In the words of the great Dr Maya Angelou
“Never whine. Whining lets a brute know that a victim is in the neighborhood.”
I am using this space to vent tonight. Not many read this, even fewer since I lost most of my email subscribers, and those of you reading this will know me well enough to indulge me a bit and then forgive my lack of grace, I hope.
Raffles died four days ago and I’ve been moved by the amount of people who have sent sympathy and condolences. Dogs are family, fur children (though I hate the term furbaby) and grief at their passing can be just as deep and overwhelming as grief for a close friend or family member, which is what they are, in fact. So many people who had never met Raffles, have never met me, have sent their love and good wishes and said kind words. I even received a personally-written sympathy card from the vet’s. It’s lovely of you all.

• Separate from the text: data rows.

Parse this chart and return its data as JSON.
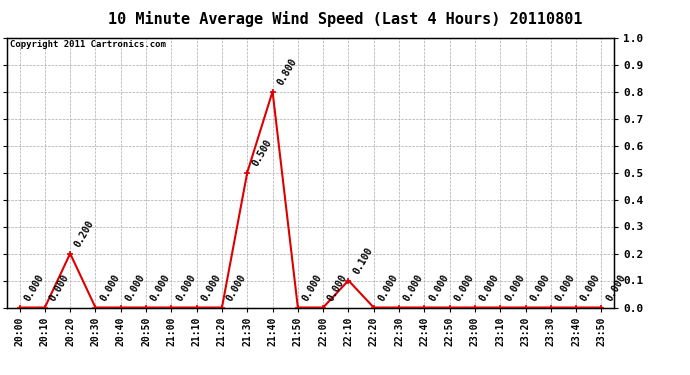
{
  "title": "10 Minute Average Wind Speed (Last 4 Hours) 20110801",
  "copyright": "Copyright 2011 Cartronics.com",
  "x_labels": [
    "20:00",
    "20:10",
    "20:20",
    "20:30",
    "20:40",
    "20:50",
    "21:00",
    "21:10",
    "21:20",
    "21:30",
    "21:40",
    "21:50",
    "22:00",
    "22:10",
    "22:20",
    "22:30",
    "22:40",
    "22:50",
    "23:00",
    "23:10",
    "23:20",
    "23:30",
    "23:40",
    "23:50"
  ],
  "y_values": [
    0.0,
    0.0,
    0.2,
    0.0,
    0.0,
    0.0,
    0.0,
    0.0,
    0.0,
    0.5,
    0.8,
    0.0,
    0.0,
    0.1,
    0.0,
    0.0,
    0.0,
    0.0,
    0.0,
    0.0,
    0.0,
    0.0,
    0.0,
    0.0
  ],
  "line_color": "#dd0000",
  "marker_color": "#dd0000",
  "background_color": "#ffffff",
  "grid_color": "#aaaaaa",
  "ylim": [
    0.0,
    1.0
  ],
  "yticks_right": [
    0.0,
    0.1,
    0.2,
    0.3,
    0.4,
    0.5,
    0.6,
    0.7,
    0.8,
    0.9,
    1.0
  ],
  "title_fontsize": 11,
  "annotation_fontsize": 7,
  "xlabel_fontsize": 7,
  "tick_fontsize": 8
}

And yet I dwell on those who actually knew Raffles, had met him, know how much my dogs mean to me and have remained silent, unable to bring themselves to say anything kind. When even those who have the most tenuous of connections with me are keeping me in their thoughts, these are not the actions of those who purport to be my friends. So that hurts.
What hurts more, arguably, is that M, Raffles’s first “dad” has offered no words of comfort or kindness. We rehomed him from my cousin’s family after she died almost ten years ago. I could not bear the thought of him being sent back to the Singapore Beagle Club to be rehomed to strangers. M has got on with his life unencumbered by seeing to the needs of this mischievous dog, and has become pretty successful. In that time he has never once asked about him or wished him happy birthday. For a time any amusing pictures we took of Raffles were matched by an old picture that M had taken. His sole comment, eventually, on my Facebook announcement was an “RIP” and a picture of Raffles on Nisha’s lap. That is all. Now, I know that some people find it difficult to express emotions but, nothing? Really? That hurts. Be better.
I’m struggling with the “if you can’t say something nice, say nothing at all” thing. I’d better keep quiet.
I’m sorry this has happened.
It’s sad, isn’t it? But I think writing this got it off my desk and I’m more or less over it now.